Disguised remuneration in latest Finance Bill

The Finance Bill 2017-18 contains the next tranche of legislation on disguised remuneration.

The government has been introducing legislation to tackle existing, and to prevent the future use of, disguised remuneration (DR) avoidance schemes. These schemes have been used by employers, employees and the self-employed, and claim to avoid income tax and NIC on remuneration.

The majority of the legislation has already been enacted in Finance Act 2016, Finance Act 2017 and Finance (No.2) Act 2017. Most of the remaining primary tax legislation was published in draft with a technical note on 13 September 2017 and we commented on it in ICAEW REP 113/17. Additional draft legislation was published on 22 November along with a policy paper setting out impacts.

On 1 December, the government published legislation in Finance (No.2) Bill 2017-19 (referred to as Finance Bill 2017-18) together with a technical note. This will be enacted as Finance Bill 2018.

In broad terms, the Finance Bill legislation relating to employees (clause 11 and Sch 1) and the self-employed (clause 12 and Sch 2) has four main objectives: 

  1. To put beyond doubt that Part 7A applies regardless of whether contributions to DR schemes should previously have been taxed as employment income (para 1 of Sch 1) – for detail, see aforementioned technical notes published on 22 November and 1 December).
  2. To introduce a ‘close company gateway’ intended to put beyond doubt when Part 7A applies to the remuneration of owners of close companies (paras 2-8 of Sch 1) – see technical notes published on 13 September and 1 December.
  3. To impose a requirement to provide information on those subject to the loan charge by 1 October 2019 (paras 10-11 of Sch 1 for employees and Sch 2 for the self-employed) – see technical notes published on 13 September and 1 December.
  4. To amend s689 ITEPA 2003 to enable the tax liability to be collected from employees of non-UK employers and who provided services to a UK end client where the non-UK employer is unable to meet the liability or no longer exists (para 12 of Sch 1) – see technical notes published on 13 September and 1 December.

 For NIC, the 1 December technical paper links to a draft NIC draft statutory instrument and draft primary legislation to remove NIC liability in prescribed circumstances.

HMRC’s technical notes also mention that HMRC would like to discuss settlement terms with all DR scheme users. In our news item A settlement opportunity for loan schemes we drew attention to HMRC’s settlements guidance published on 7 November 2017.

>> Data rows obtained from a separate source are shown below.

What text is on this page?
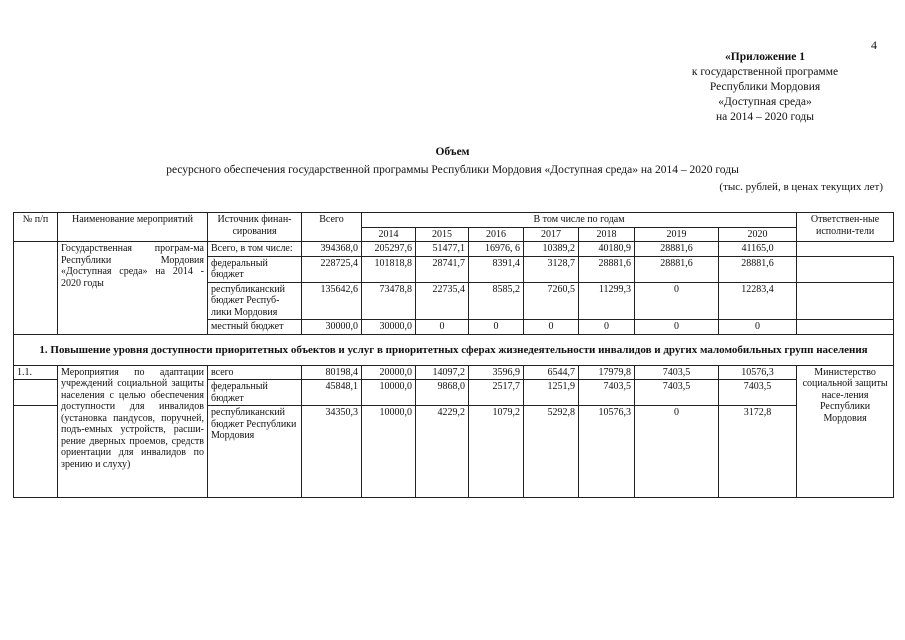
4
«Приложение 1
к государственной программе
Республики Мордовия
«Доступная среда»
на 2014 – 2020 годы
Объем
ресурсного обеспечения государственной программы Республики Мордовия «Доступная среда» на 2014 – 2020 годы
(тыс. рублей, в ценах текущих лет)
№ п/п	Наименование мероприятий	Источник финан-сирования	Всего	В том числе по годам							Ответствен-ные исполни-тели
				2014	2015	2016	2017	2018	2019	2020	
	Государственная програм-ма Республики Мордовия «Доступная среда» на 2014 - 2020 годы	Всего, в том числе:	394368,0	205297,6	51477,1	16976, 6	10389,2	40180,9	28881,6	41165,0	
		федеральный бюджет	228725,4	101818,8	28741,7	8391,4	3128,7	28881,6	28881,6	28881,6	
		республиканский бюджет Респуб-лики Мордовия	135642,6	73478,8	22735,4	8585,2	7260,5	11299,3	0	12283,4	
		местный бюджет	30000,0	30000,0	0	0	0	0	0	0	
1. Повышение уровня доступности приоритетных объектов и услуг в приоритетных сферах жизнедеятельности инвалидов и других маломобильных групп населения											
1.1.	Мероприятия по адаптации учреждений социальной защиты населения с целью обеспечения доступности для инвалидов (установка пандусов, поручней, подъ-емных устройств, расши-рение дверных проемов, средств ориентации для инвалидов по зрению и слуху)	всего	80198,4	20000,0	14097,2	3596,9	6544,7	17979,8	7403,5	10576,3	Министерство социальной защиты насе-ления Республики Мордовия
		федеральный бюджет	45848,1	10000,0	9868,0	2517,7	1251,9	7403,5	7403,5	7403,5	
		республиканский бюджет Республики Мордовия	34350,3	10000,0	4229,2	1079,2	5292,8	10576,3	0	3172,8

The policy paper published in November sets out the impacts. Interestingly, while stating that the ‘package is unlikely to have a material impact on family formation, stability or breakdown’ and is expected to impact up to 40,000 employed individuals and around 10,000 self-employed individuals, it does acknowledge that some will be unable to repay the loans, agree a settlement with HMRC or pay the loan charge arising on 5 April 2019, and some will become insolvent as a result.